Section 11a of the Securities Exchange Act states on page 104 that it is in the public interest, and appropriate for the protection of investors and the maintenance of fair and orderly markets, to assure (among other things) an opportunity for investor orders to be executed without the participation of a dealer. Even back then the Commission understood that with intermediation comes investor cost.

VI. Conclusion

There are two truths that we have learned at the beginning of our careers nearly thirty years ago that still hold today:

1)      The cheapest way for  investors to trade is naturally. By this we mean without intermediation.

2)      “It’s easy to make money trading every day when you have the tickets in your pocket”.

Our modern markets have evolved, not by accident, to maximize the insertion of intermediaries between natural buyers and sellers. Stock exchanges that employ maker-taker pricing sell speed in ways designed to attract the fastest hyper-efficient insertion of these intermediaries between natural buyers and sellers. This Transaction Fee Pilot provides an opportunity, specifically in Test Group 3, to test whether or not this excessive intermediation is good for investors, and we commend the Commission for undertaking it. We believe that forcing out some of the conflicts in order routing will improve market quality and lower investor costs.

We expect that the majority of commenters from the institutional trading community will support the transaction fee pilot. These institutional investors have grown weary of the maker/taker model and no longer want their orders subject to the economic incentives of their broker.  

However, we expect that there will be also be a large community of dissenters. This group will most likely consist of the three major exchanges (NYSE, Nasdaq and CBOE) as well as a number of market makers.  Their arguments will be based on their own profit incentives and not what is best for the market.  They will likely use one or more of the following arguments to try and convince the SEC not to undertake a pilot:

1)      If institutional clients are unhappy with the routing of their orders, then they should fire their brokers.

This is not as easy as it sounds.  Many institutions are still tied to large broker/dealers because of research commitments and other services that the broker provides.  They can’t just fire their brokers. 

2)      Exchanges will raise other fees and add new exchange medallions to offset the lost revenue from lower access fees and potentially less volume.

This is an idle threat since the SEC has the power to reject any new exchange application as well as not approve new fees that are excessive and unwarranted.

3)      Spreads will widen and liquidity will decrease.

There is no evidence of this.  In fact, rebates of 1/3 of a penny represent only a small fraction of the spread in many securities that are not in the top 100 volume. The purpose of the pilot is to test this hypothesis with actual data.  Before exchanges and market makers make this argument, they should wait to see the data.

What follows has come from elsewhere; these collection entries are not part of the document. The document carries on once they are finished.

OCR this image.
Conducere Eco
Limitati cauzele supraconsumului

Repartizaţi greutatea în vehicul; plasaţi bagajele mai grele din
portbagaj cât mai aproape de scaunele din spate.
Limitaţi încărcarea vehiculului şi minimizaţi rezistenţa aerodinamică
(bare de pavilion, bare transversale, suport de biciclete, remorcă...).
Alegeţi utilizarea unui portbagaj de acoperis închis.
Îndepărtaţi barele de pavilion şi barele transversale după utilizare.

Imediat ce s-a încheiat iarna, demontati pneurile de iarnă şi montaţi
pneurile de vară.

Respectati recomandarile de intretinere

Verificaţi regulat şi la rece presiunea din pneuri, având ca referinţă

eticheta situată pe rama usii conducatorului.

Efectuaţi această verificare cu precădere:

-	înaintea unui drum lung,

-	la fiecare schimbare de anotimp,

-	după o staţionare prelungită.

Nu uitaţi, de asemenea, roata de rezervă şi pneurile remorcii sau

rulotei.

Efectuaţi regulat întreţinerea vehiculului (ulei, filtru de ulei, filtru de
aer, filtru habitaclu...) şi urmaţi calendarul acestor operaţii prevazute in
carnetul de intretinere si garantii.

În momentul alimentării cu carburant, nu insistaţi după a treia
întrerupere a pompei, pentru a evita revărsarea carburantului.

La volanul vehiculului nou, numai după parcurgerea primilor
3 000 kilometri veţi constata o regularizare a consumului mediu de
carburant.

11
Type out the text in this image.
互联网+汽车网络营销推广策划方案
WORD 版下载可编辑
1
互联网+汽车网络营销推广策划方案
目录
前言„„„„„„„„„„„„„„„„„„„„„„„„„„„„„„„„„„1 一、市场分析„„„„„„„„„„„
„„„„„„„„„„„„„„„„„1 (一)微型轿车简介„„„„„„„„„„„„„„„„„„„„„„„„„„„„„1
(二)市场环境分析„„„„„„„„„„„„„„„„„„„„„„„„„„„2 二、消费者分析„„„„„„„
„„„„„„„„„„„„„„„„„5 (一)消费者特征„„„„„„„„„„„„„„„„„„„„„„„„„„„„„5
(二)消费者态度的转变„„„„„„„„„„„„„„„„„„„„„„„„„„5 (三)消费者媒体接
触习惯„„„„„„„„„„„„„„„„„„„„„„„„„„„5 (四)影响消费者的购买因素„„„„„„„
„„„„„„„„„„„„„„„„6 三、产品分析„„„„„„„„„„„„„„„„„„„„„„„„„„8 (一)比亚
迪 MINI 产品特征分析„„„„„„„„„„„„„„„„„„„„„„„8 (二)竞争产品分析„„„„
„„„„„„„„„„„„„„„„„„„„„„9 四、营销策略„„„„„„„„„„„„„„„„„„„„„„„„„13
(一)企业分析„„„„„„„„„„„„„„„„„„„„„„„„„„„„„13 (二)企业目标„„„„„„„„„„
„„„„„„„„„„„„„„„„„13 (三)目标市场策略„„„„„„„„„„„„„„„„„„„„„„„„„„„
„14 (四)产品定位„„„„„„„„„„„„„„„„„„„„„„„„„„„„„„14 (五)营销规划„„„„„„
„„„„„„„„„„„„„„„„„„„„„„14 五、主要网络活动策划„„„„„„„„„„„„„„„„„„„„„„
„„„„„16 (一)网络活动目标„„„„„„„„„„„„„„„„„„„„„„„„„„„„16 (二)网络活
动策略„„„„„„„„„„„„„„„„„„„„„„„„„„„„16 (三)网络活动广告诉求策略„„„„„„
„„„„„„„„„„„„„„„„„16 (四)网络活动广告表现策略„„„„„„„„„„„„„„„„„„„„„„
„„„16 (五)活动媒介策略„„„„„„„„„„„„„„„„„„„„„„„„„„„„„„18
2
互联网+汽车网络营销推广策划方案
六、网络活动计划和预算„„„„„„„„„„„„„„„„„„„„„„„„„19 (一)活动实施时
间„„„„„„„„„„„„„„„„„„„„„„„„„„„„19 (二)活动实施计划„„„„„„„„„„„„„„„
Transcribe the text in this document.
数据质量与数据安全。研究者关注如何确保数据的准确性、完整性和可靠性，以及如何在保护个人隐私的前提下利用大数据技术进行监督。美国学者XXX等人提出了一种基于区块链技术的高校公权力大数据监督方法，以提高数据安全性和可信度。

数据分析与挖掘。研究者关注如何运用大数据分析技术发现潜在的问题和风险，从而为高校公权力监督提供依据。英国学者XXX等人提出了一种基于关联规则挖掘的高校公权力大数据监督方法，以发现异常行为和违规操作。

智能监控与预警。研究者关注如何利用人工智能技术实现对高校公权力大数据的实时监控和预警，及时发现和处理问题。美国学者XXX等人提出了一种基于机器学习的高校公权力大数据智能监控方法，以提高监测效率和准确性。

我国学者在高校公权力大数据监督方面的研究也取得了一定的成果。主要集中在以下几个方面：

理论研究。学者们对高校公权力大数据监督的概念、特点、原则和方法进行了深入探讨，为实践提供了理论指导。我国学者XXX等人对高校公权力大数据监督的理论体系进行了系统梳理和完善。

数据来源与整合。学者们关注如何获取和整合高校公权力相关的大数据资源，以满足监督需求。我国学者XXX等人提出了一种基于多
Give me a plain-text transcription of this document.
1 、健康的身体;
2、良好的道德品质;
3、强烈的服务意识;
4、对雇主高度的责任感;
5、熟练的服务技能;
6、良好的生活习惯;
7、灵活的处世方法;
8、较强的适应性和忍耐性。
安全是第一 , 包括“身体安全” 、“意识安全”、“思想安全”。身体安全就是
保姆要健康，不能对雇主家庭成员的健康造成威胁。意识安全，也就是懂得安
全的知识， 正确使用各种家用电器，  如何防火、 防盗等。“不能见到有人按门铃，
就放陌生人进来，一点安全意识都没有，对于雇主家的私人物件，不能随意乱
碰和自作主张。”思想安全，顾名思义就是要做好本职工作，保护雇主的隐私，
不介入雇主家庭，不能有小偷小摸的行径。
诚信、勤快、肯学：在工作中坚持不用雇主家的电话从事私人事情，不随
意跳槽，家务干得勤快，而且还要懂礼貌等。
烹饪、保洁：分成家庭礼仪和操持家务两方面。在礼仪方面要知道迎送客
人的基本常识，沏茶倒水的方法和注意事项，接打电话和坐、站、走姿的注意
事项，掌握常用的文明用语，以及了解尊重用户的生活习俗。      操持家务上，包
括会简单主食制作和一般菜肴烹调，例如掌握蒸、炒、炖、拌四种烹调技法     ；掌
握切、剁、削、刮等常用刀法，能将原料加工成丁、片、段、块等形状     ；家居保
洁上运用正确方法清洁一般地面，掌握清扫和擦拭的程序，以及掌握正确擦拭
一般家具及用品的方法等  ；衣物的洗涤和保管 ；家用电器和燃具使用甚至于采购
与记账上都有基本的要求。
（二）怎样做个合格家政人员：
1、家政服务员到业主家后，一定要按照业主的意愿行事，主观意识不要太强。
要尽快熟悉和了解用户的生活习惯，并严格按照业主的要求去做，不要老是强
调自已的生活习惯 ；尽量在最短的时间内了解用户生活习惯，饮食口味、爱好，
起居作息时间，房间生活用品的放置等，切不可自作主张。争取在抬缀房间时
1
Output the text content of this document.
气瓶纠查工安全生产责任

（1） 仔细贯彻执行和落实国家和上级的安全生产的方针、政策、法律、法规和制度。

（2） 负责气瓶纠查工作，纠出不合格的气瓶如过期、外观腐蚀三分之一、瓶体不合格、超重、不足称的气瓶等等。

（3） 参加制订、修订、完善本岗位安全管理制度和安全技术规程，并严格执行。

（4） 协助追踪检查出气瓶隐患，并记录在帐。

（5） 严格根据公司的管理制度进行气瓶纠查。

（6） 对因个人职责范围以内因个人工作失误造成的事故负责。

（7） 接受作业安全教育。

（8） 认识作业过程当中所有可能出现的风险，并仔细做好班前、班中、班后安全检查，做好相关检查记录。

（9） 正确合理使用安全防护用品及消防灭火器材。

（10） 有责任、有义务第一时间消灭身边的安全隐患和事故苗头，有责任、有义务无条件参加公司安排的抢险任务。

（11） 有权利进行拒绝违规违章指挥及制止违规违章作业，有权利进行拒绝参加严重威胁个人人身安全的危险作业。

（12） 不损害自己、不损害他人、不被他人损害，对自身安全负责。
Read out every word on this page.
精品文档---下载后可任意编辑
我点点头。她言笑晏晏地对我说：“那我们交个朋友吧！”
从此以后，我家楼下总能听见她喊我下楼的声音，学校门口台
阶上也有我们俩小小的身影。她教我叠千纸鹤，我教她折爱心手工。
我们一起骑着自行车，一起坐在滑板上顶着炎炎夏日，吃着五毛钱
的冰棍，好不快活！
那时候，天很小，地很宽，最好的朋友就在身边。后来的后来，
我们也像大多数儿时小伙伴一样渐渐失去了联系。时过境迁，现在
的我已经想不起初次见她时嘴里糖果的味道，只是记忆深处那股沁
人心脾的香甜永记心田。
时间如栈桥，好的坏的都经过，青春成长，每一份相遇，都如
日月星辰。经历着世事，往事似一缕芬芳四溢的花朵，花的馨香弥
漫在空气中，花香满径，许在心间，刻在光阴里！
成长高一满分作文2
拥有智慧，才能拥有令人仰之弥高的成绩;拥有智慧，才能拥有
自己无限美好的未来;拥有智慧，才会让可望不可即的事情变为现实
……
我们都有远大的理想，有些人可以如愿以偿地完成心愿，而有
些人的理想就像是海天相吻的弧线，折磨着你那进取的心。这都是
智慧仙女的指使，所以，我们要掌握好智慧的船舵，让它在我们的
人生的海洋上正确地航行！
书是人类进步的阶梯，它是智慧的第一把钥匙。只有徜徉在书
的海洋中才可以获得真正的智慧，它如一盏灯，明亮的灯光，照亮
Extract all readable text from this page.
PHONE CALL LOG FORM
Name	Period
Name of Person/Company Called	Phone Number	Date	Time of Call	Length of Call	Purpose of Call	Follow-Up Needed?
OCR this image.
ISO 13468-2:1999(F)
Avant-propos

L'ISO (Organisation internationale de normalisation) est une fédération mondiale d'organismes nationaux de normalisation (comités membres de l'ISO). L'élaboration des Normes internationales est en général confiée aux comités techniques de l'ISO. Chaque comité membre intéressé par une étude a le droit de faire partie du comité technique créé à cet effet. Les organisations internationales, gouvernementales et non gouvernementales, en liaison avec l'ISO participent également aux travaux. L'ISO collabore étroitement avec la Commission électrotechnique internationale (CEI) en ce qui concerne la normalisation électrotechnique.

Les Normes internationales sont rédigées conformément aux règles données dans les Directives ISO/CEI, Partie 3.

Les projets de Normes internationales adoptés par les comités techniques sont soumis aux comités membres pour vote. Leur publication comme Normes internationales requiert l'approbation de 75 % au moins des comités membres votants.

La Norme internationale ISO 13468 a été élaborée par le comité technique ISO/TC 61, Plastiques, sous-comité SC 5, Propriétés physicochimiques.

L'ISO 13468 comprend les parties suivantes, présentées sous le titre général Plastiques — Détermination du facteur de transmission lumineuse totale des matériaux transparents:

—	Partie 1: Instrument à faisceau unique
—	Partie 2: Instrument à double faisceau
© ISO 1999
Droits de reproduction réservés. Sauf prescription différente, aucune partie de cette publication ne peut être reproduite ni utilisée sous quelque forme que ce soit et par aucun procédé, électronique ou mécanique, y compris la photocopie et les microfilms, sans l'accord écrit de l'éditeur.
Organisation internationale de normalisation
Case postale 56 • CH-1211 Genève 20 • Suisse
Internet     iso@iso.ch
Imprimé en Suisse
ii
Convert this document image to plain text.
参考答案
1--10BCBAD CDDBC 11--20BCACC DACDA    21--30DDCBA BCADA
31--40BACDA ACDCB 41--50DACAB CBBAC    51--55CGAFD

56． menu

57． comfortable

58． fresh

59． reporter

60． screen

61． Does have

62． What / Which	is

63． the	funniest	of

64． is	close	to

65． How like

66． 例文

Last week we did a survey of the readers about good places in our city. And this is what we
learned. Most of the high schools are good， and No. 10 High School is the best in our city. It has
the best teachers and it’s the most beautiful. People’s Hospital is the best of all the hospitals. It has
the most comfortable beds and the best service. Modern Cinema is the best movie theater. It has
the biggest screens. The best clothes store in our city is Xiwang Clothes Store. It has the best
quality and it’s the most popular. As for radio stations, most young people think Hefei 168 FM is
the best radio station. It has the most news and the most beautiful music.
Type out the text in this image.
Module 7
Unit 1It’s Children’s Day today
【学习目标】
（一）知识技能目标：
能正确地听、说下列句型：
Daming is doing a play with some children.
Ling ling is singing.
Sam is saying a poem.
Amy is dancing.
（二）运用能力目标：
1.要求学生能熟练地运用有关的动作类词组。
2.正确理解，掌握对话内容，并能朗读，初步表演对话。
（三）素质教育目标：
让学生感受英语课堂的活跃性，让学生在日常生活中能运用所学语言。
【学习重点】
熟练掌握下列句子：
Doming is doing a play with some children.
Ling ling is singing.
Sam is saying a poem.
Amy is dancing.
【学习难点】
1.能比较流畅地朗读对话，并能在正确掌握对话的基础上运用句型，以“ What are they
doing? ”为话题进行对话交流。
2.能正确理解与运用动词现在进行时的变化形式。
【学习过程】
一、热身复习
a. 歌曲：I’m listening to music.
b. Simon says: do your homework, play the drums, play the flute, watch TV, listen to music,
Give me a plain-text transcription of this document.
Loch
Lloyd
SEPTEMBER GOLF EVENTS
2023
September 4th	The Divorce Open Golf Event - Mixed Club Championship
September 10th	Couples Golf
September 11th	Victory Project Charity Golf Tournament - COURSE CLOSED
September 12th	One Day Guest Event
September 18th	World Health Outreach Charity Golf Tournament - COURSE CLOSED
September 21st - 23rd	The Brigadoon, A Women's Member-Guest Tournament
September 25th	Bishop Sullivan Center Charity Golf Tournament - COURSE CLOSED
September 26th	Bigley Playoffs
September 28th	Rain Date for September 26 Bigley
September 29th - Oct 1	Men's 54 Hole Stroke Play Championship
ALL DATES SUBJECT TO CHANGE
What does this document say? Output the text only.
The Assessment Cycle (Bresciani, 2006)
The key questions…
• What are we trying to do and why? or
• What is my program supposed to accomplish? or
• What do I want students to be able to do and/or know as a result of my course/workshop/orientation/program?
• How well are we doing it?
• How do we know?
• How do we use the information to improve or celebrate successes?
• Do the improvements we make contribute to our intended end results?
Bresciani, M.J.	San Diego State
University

4)      Exchanges will threaten to sue the SEC for this “draconian” proposal. 

Another idle threat that we doubt would ever go far.  Exchanges should worry about their own legal problem right now – the possibility of losing absolute immunity – rather than threatening the SEC.

5)      The market should dictate the transaction fee cap.

An arbitrary 30 mil fee cap already exists.  The transaction fee pilot will test other potential caps for two test buckets but will let also let the market decide the access fee in the third no-rebate bucket.

6)      Before conducting a pilot, the SEC should take action on two outstanding proposals: disclosure of order handling information and the amendments to Reg ATS.

The SEC has already indicated that they are moving on these proposals and that we should expect some action on them in the coming months, likely before the transaction fee pilot were to begin.

7)      Don't undertake a pilot but rather do a "holistic review" of equity market structure.

This is the standard argument that the industry has been using to slow down market structure reform for the past decade.  They do not want any change to the very profitable model that they have built since Reg NMS took effect in 2007.  The entire industry sees through this argument; hopefully the Commission does as well.